Who would have thought there could be hundreds of applications for peanuts, soybeans, pecans, and sweet potatoes?
George Washington Carver certainly did and because he did, southern United States agriculture was revolutionized.
George Washington Carver was a scientist, botanist, educator and inventor.
He was born into slavery in 1864 on his master’s farm where he gained an interest in nature.
Cotton’s depletion of the soil and the boll weevil’s destruction of cotton, during the Reconstruction era, led Carver to devote his practice to establishing alternative crops for southern farmers.
George Washington Carver wanted farmers to grow alternative crops as a source to improve their quality of life and as a source of their own food.
Therefore, Carver discovered hundreds of uses for peanuts, soybeans, sweet potatoes, and pecans.
Carver is most known for his hundreds of recipes and uses for peanuts.
With peanuts alone, Carver originated about 300 applications. However, Carver found many uses for sweet potatoes, pecans, and soybeans as well.
George Washington Carver found that such crops were useful for cosmetics, dyes, paints, plastics, gasoline, and other foods such as mayonnaise, buttermilk, coffee, and chili sauce.
Carver not only developed these techniques but educated many on such inventions while serving as the Director of Agriculture at Tuskegee University.
He remained apart of the faculty, at Tuskegee, until his death in 1943.
Though Carver discovered hundreds of applications for alternative crops, he only applied for three patents.
Carver chose not to profit from most of his products.
When questioned about his refusal to profit from his work, he would respond, “God gave them to me. How can I sell them to someone else?”
Carver’s work gained him much fame, respect and numerous honors.
He was an honorary member of the Royal Society of Arts in England. In 1939, he received the Roosevelt medal for restoring southern agriculture and after his death, President Roosevelt honored Carver with a national monument dedicated to his accomplishments.

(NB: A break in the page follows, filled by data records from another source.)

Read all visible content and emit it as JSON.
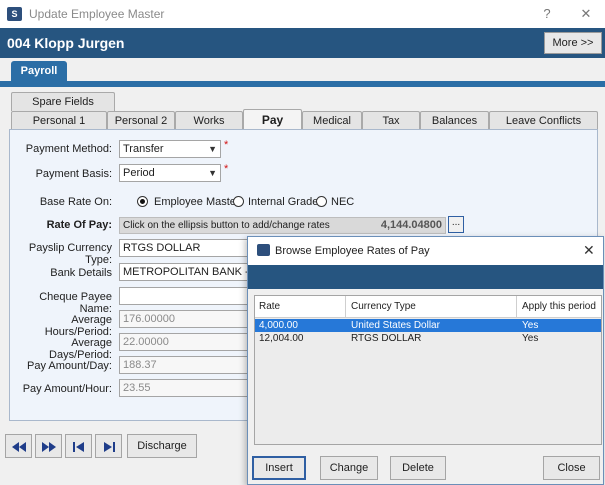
{
  "window": {
    "title": "Update Employee Master",
    "help": "?",
    "close": "✕"
  },
  "header": {
    "employee": "004 Klopp Jurgen",
    "more_label": "More >>"
  },
  "module_tab": "Payroll",
  "tabs": {
    "row1": [
      "Spare Fields"
    ],
    "row2": [
      "Personal 1",
      "Personal 2",
      "Works",
      "Pay",
      "Medical",
      "Tax",
      "Balances",
      "Leave Conflicts"
    ],
    "active": "Pay"
  },
  "form": {
    "payment_method": {
      "label": "Payment Method:",
      "value": "Transfer"
    },
    "payment_basis": {
      "label": "Payment Basis:",
      "value": "Period"
    },
    "base_rate": {
      "label": "Base Rate On:",
      "options": [
        "Employee Master",
        "Internal Grade",
        "NEC"
      ],
      "selected": "Employee Master"
    },
    "rate_of_pay": {
      "label": "Rate Of Pay:",
      "hint": "Click on the ellipsis button to add/change rates",
      "value": "4,144.04800",
      "button": "..."
    },
    "payslip_currency": {
      "label": "Payslip Currency Type:",
      "value": "RTGS DOLLAR"
    },
    "bank_details": {
      "label": "Bank Details",
      "value": "METROPOLITAN BANK - BEL"
    },
    "cheque_payee": {
      "label": "Cheque Payee Name:",
      "value": ""
    },
    "avg_hours": {
      "label": "Average Hours/Period:",
      "value": "176.00000"
    },
    "avg_days": {
      "label": "Average Days/Period:",
      "value": "22.00000"
    },
    "pay_day": {
      "label": "Pay Amount/Day:",
      "value": "188.37"
    },
    "pay_hour": {
      "label": "Pay Amount/Hour:",
      "value": "23.55"
    },
    "required_mark": "*"
  },
  "bottom": {
    "discharge_label": "Discharge"
  },
  "modal": {
    "title": "Browse Employee Rates of Pay",
    "close": "✕",
    "columns": [
      "Rate",
      "Currency Type",
      "Apply this period"
    ],
    "rows": [
      {
        "rate": "4,000.00",
        "currency": "United States Dollar",
        "apply": "Yes"
      },
      {
        "rate": "12,004.00",
        "currency": "RTGS DOLLAR",
        "apply": "Yes"
      }
    ],
    "buttons": {
      "insert": "Insert",
      "change": "Change",
      "delete": "Delete",
      "close": "Close"
    }
  },
  "colors": {
    "header_band": "#265580",
    "tab_blue": "#2b6ea6",
    "selection": "#2678d8",
    "required": "#d21414"
  }
}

Besides revolutionizing southern agriculture, Carver’s legacy also includes his humanitarianism and serving as a prominent figure in improving race relations.
Carver’s many achievements and talents rejected the stereotype of blacks being intellectually inferior.
George Washington Carver’s legacy is best demonstrated by the epitaph on his grave, which reads, “He could have added fortune to fame, but caring for neither, he found happiness and honor in being helpful to the world.”